Además, revisamos otros hábitos (sueño, alimentación, uso de pantallas, descansos) que pueden influir en cómo vives los síntomas comunes de ansiedad y depresión.
BrainsWay y neuromodulación en Clínica Azorín
En algunos casos, a pesar de la terapia y la medicación, los síntomas de depresión y ansiedad persisten.

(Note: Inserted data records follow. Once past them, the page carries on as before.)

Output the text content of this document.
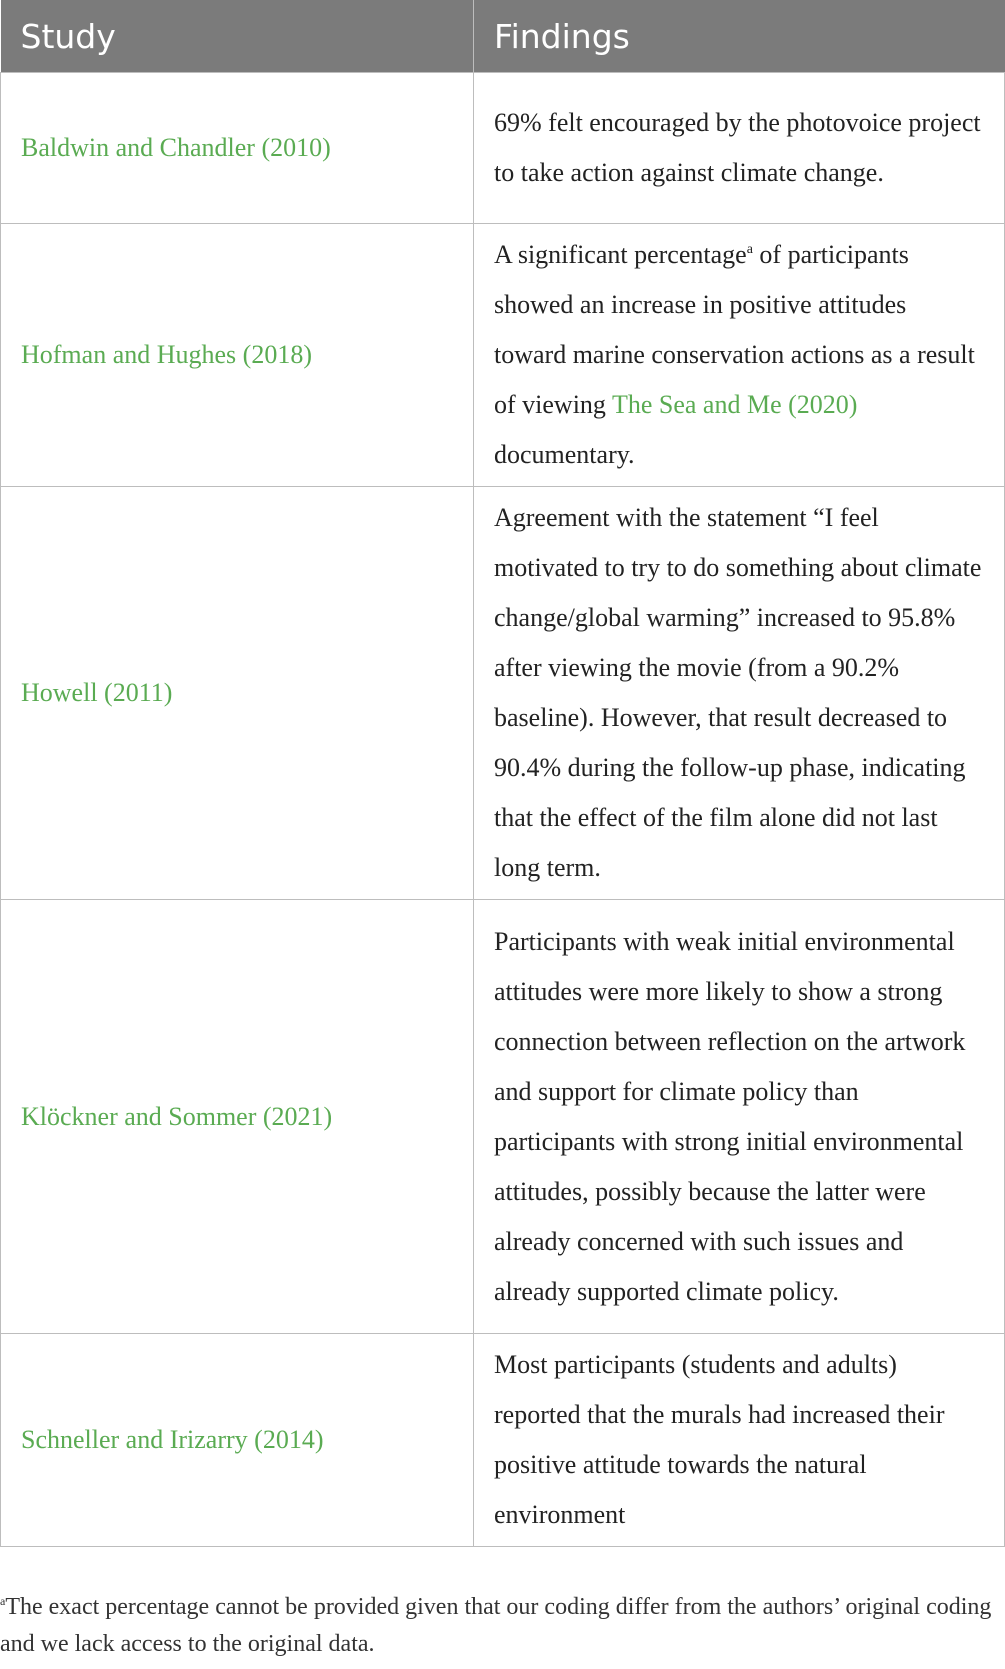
Study	Findings
Baldwin and Chandler (2010)	69% felt encouraged by the photovoice project to take action against climate change.
Hofman and Hughes (2018)	A significant percentage$^a$ of participants showed an increase in positive attitudes toward marine conservation actions as a result of viewing The Sea and Me (2020) documentary.
Howell (2011)	Agreement with the statement “I feel motivated to try to do something about climate change/global warming” increased to 95.8% after viewing the movie (from a 90.2% baseline). However, that result decreased to 90.4% during the follow-up phase, indicating that the effect of the film alone did not last long term.
Klöckner and Sommer (2021)	Participants with weak initial environmental attitudes were more likely to show a strong connection between reflection on the artwork and support for climate policy than participants with strong initial environmental attitudes, possibly because the latter were already concerned with such issues and already supported climate policy.
Schneller and Irizarry (2014)	Most participants (students and adults) reported that the murals had increased their positive attitude towards the natural environment
$^a$The exact percentage cannot be provided given that our coding differ from the authors’ original coding and we lack access to the original data.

Para esos perfiles existe la opción de la neuromodulación no invasiva.
En Clínica Azorín contamos con tecnología de estimulación magnética transcraneal profunda (Deep TMS) BrainsWay, que se aplica mediante un casco que estimula áreas concretas del cerebro relacionadas con la regulación del ánimo y la ansiedad.
Nuestro neurólogo y neurofisiólogo:
- Valora si eres candidato a este tipo de tratamiento.
- Lo integra en un plan global junto a ejercicio y Brainsway.
- Supervisa posibles interacciones con otros tratamientos.
Si deseas más información sobre indicaciones y procedimiento, puedes visitar la página de
estimulación magnética transcraneal profunda BrainsWay en Clínica Azorín
¿Cuándo debo pedir ayuda?
Es recomendable buscar ayuda profesional cuando:
- Llevas semanas con desánimo, ausencia de interés y falta de energía.
- Notas que te cuesta mucho realizar las tareas básicas del día a día.
- Estás pensando a menudo que “no puedes más” o “nunca vas a mejorar”.
- Sientes que los síntomas te superan, independientemente de si los identificas como ansiedad o depresión.
Si los síntomas se agravan o aparecen ideas de autolesión, acude a urgencias o contacta con tu médico de referencia para recibir atención médica inmediata.
En Clínica Azorín trabajamos la depresión con síntomas de ansiedad desde un enfoque integral que combina neurología, ejercicio terapéutico y neuromodulación con BrainsWay. Nuestro objetivo es ayudarte a entender lo que te pasa, aliviar los síntomas y recuperar poco a poco tu proyecto de vida.